Let’s begin with a little background. The Pilgrims arrived at Plymouth Rock from England in 1620 to escape religious intolerance and persecution. However, the people who came were even more intolerant against the local population. To state the obvious honestly, the relationship between the English and Native Americans began as one which was quite unstable since its origins.

There was already fear and mistrust sowed by the religious fanatics who immigrated into the Americas. At best, the Caucasian people began calling the Native Americans “Indians” (a wrong term that was mistakenly given by Christopher Columbus who thought he had arrived in India instead of the Americas). But more often than not, they (the English) used the demeaning racist word of “savages” to undermine and cheat them. The new English arrivals deeply feared the locals, and basically one thing led to another resulting in deep-rooted hatred and violence.

The majority of times, the Native American population were met by their white counterparts at the end of a musket, and they would kill locals without any provocation. On top of that, the English already had notions about their superiority and with that came the addition of fire power in the form of gunpowder and cannon.
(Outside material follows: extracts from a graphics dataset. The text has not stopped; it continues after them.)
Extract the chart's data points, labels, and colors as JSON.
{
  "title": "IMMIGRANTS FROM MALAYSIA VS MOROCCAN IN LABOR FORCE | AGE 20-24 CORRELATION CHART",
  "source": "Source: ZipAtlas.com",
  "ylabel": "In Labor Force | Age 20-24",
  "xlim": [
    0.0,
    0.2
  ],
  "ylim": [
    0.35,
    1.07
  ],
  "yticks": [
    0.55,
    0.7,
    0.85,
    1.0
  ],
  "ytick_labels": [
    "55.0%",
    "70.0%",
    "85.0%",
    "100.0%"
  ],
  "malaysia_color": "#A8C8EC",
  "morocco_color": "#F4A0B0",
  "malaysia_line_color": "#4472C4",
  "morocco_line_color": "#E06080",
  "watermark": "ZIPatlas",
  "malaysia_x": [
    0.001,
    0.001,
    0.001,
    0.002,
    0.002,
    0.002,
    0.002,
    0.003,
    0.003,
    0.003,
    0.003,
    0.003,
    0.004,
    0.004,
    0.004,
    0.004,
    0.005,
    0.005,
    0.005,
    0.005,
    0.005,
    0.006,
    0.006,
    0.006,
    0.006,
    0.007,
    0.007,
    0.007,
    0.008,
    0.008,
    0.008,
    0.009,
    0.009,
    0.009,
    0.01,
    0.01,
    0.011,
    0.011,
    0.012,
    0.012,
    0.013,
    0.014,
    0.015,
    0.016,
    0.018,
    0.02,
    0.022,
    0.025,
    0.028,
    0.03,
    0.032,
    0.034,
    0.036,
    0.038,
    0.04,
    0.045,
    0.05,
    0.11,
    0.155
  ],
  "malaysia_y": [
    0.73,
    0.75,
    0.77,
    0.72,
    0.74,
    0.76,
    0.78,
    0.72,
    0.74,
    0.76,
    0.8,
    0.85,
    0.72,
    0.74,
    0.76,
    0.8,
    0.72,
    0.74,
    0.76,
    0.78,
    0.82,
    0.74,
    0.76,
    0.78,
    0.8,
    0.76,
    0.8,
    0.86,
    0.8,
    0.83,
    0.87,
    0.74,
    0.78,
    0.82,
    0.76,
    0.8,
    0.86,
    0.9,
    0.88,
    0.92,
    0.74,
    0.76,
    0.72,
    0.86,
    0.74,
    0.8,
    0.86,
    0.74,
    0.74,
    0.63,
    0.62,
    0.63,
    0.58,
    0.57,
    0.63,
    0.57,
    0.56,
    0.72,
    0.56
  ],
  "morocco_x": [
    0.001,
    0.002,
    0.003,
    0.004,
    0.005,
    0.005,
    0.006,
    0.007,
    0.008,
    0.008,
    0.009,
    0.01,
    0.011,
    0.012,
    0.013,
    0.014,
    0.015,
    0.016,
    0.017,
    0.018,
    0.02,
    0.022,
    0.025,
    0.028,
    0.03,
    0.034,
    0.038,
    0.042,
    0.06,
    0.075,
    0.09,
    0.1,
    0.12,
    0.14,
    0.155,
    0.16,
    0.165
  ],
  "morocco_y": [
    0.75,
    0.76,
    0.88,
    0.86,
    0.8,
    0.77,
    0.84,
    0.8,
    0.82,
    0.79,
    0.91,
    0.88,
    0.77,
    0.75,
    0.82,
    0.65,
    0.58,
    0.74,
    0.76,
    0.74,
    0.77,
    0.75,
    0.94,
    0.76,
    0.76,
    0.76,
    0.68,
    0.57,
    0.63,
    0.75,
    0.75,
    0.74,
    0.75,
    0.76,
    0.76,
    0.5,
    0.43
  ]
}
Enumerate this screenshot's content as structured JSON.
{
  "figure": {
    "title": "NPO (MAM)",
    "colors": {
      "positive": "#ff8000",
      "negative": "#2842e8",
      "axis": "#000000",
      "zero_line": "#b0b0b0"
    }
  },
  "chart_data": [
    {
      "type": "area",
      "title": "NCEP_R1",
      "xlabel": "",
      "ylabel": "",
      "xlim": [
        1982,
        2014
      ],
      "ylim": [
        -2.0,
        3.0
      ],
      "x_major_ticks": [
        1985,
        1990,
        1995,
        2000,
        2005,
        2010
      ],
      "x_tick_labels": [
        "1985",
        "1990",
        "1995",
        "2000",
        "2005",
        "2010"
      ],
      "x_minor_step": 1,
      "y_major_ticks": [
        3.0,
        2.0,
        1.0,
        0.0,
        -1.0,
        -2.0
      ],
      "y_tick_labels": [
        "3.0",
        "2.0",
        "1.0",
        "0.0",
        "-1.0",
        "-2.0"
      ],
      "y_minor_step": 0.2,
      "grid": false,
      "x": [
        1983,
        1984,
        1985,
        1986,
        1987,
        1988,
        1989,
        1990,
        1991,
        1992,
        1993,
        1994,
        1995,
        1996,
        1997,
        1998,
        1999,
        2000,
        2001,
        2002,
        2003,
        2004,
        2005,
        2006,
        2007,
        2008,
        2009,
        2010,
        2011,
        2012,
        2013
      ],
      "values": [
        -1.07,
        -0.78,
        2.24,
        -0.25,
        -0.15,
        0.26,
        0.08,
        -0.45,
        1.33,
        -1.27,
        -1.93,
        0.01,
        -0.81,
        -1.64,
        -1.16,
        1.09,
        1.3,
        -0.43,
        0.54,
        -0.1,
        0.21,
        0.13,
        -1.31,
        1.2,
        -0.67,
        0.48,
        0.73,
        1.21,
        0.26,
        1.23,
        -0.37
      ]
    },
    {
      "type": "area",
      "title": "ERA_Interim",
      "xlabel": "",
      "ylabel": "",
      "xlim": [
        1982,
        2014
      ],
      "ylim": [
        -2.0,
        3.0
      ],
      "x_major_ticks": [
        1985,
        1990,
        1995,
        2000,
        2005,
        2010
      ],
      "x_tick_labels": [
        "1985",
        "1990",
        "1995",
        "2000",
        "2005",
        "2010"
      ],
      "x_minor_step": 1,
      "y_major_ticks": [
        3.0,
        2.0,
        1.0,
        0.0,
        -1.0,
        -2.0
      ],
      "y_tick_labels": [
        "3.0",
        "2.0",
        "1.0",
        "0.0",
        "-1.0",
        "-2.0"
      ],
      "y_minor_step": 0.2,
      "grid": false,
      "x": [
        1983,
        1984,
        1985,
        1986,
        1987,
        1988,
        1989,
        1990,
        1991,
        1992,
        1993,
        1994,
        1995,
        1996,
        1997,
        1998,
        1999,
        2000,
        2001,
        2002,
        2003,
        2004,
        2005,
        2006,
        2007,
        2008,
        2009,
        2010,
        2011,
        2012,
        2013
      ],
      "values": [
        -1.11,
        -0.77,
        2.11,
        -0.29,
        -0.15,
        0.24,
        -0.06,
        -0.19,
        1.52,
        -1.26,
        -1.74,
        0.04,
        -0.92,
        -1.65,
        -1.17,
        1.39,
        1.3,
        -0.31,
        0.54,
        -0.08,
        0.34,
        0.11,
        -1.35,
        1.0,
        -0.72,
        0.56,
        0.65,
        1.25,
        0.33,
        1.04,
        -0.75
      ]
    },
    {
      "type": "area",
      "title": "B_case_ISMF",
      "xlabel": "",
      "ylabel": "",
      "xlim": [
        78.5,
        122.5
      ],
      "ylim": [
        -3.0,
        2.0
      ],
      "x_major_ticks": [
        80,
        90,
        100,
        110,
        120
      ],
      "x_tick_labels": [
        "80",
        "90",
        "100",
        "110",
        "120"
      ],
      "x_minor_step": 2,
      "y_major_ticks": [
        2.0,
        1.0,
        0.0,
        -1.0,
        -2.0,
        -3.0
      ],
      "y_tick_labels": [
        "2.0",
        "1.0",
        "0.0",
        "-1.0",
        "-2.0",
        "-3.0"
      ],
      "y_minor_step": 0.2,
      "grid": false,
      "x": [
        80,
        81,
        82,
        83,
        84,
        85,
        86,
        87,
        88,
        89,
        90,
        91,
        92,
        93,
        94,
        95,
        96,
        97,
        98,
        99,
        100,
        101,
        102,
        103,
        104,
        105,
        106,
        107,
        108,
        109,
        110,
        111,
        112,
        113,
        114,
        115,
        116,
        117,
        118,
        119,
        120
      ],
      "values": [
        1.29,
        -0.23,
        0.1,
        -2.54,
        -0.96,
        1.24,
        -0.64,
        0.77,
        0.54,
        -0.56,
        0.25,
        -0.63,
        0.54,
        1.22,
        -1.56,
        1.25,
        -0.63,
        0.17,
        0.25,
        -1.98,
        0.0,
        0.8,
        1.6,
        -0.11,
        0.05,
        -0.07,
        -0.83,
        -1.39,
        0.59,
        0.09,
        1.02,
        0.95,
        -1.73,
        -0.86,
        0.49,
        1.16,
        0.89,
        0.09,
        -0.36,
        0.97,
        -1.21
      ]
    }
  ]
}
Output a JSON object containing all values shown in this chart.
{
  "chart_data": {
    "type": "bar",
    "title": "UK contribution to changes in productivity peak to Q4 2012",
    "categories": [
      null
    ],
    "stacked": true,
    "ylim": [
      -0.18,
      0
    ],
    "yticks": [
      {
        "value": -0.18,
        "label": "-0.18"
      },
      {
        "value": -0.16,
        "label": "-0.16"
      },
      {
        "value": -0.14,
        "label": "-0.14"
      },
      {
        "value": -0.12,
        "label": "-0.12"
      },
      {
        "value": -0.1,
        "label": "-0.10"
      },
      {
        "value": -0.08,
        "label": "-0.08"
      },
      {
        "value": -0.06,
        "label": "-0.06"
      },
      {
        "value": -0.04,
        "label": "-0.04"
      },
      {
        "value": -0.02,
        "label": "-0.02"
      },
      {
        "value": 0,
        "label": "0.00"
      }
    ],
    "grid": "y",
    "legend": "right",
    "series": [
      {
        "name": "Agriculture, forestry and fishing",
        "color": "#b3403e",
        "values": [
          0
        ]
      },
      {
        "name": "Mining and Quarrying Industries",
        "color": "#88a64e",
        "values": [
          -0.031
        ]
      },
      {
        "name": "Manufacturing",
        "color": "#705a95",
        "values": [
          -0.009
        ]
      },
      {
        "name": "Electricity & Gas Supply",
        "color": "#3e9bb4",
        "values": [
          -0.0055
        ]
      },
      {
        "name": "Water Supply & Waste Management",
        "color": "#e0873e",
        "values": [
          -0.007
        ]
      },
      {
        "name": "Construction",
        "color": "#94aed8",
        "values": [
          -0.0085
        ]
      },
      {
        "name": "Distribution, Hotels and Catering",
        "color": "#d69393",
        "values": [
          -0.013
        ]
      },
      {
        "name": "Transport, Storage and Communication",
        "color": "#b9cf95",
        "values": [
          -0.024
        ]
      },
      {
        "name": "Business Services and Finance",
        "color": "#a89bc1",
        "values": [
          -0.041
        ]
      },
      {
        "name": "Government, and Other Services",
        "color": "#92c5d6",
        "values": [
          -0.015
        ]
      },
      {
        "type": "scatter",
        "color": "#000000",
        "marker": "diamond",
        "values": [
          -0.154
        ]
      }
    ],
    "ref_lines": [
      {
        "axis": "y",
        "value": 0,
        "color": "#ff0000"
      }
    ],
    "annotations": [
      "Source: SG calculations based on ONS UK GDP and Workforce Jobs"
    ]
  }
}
This fear continued to grow as more settlers came and took (conquered) the tribal lands for themselves. There was no asking; they (the English) took what wasn’t theirs to take! This occurrence happened throughout North, Central and South America for centuries by the empires of England, Portugal, France and Spain.

The colonizers came into the future land of the United States where 20 million Native American peoples lived. By the time the first Thanksgiving was celebrated in 1621, the Pilgrims were sharing this “joyful” celebration with the Wampanoag Indians. Many of the old historians have yet to reconcile with the fact that the Pilgrims and Native Americans shared this first festivity under the banner of deep mistrust. For the Native Americans it was supposed to be one of unity, to strive for peace against any future warfare and violence.

With the arrival of these conquerors came the “beginning of the end” for the Native population and the start of their suffering genocide. The Pilgrims didn’t only bring warfare, but they brought with them diseases like smallpox. If the Natives weren’t shot to death, they died of illness. Then, as the colonizers came, they brought whiskey; in the process of bringing alcohol, they also addicted the Native Americans to drinking spirits.

Thanksgiving originally was created in the spirit of brotherhood and to unite peoples but also caused an even bigger distrust and rift by the Native American tribes towards the whites.

That is why, when wishing any person from the Native American nations a “Happy Thanksgiving,” be careful!

Because the answer you will get is the following, “What? Thanksgiving! More like, ‘Thanks-taking’!”